Ülke siyasetinin bir türlü çözülmeyen demokrasi düğümü buradadır. AKP ve destekçilerine göre “demokrasi” yalnızca 4-5 yılda bir yapılan genel seçimlerde verilen oyların “yarısından bir fazlasının” -kimi kez hileli de olsa- alınmasıdır. Nokta.

Emekli amirallerin açıklamasından AKP-MHP iktidarının ürettiği diğer düşmanlık “Atatürk ve Cumhuriyet” düşmanlığıdır. Açıklamadan Kanal İstanbul’a karşı çıkıldığı sonucuna varan Cumhurbaşkanı Erdoğan “Atatürkçülük ve cumhuriyetçilik adına Türkiye’nin milli egemenlik haklarını tahkim edecek böyle bir projeye karşı çıkanlar, en büyük Atatürk ve Cumhuriyet düşmanıdır”; dedi ve tekrarladı: “inadına yapacağız”.

Yıllardır, karşı olduğunu saklamadığı 1923’te kurulan Cumhuriyet’in değerlerini bir “parantez” sayan, Lozan’ı ve Montrö sözleşmesini tartışan Erdoğan’ın kendi yaptıklarını unutup “Atatürk ve Cumhuriyet düşmanı” suçlaması yapması; daha doğrusu yapabilmesi, tek sözcükle, siyasetin yoksulluğudur!

YA MUHALEFET?

İktidarın, “demokrasi, Cumhuriyet ve Atatürk düşmanı” diye baskıladığı muhalefete de söylenmesi gereken çok şey var.

Muhalefet, sözünü ettiği güçlendirilmiş parlamenter demokrasi seçeneğini bir türlü somut olarak ortaya koyamadı. Gerçek demokrasiyi topluma sunamadı. “Geçim” konusuna öncelik verirken, “özgürlük=ekmek eşitliğini” kurarak, halkın yoksullaşmasının asıl nedeninin iktidarın hak özgürlüklerden uzaklaşması olduğu bilinciyle siyaset yapmayı başaramadı. Bu yapılmadıkça da kimi başkan adayı olacağının anlamı kalmıyor.

Daha özelde muhalefet Kanal’a karşı çıkışını, ekonomik, teknik ve siyasal boyutlarıyla bilimsel verilere dayandırarak, güçlü bir biçimde toplumsallaştıramadı; İBB Başkanı İmamoğlu yalnız bırakıldı.

İktidarın “hedef” seçtiği ana muhalefet partisi CHP, bir taraftan demokrasiyi sandığa hapsedenlerden “demokrasi”; Cumhuriyet’in kazanımlarını aşındırmayı iş edinenlerden de “Atatürk ve Cumhuriyet“ düşmanı diye çifte tokat” yiyor.

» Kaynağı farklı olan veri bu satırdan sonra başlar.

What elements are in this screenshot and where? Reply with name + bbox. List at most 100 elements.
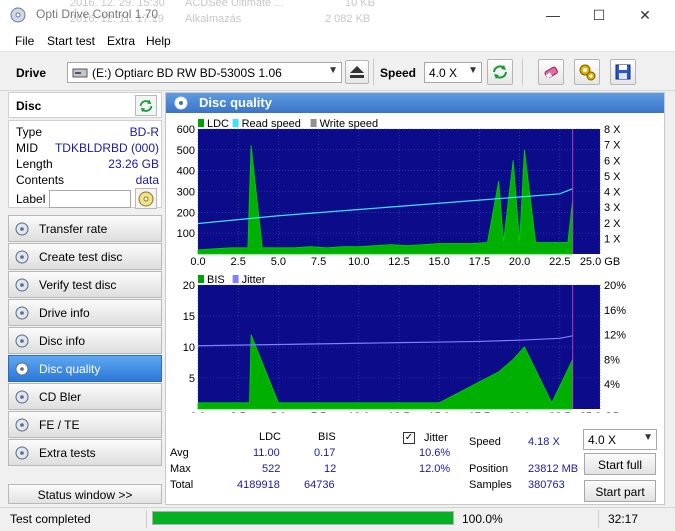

CHP, oy için halka gitmeden önce bu durumun nesnel bir değerlendirmesini yapmalı; kendisine gelmelidir.

Amirallerin açıklaması sonrasında koparılan büyük fırtına bir kez daha kanıtlıyor ki gerçek demokrasinin bu topraklara uğraması sonra da yeşerip kök salması, hiç de kolay olamayacak ve asrın baş ağrısı Kanal İstanbul’un yapımına da başlanacaktır. Yazık!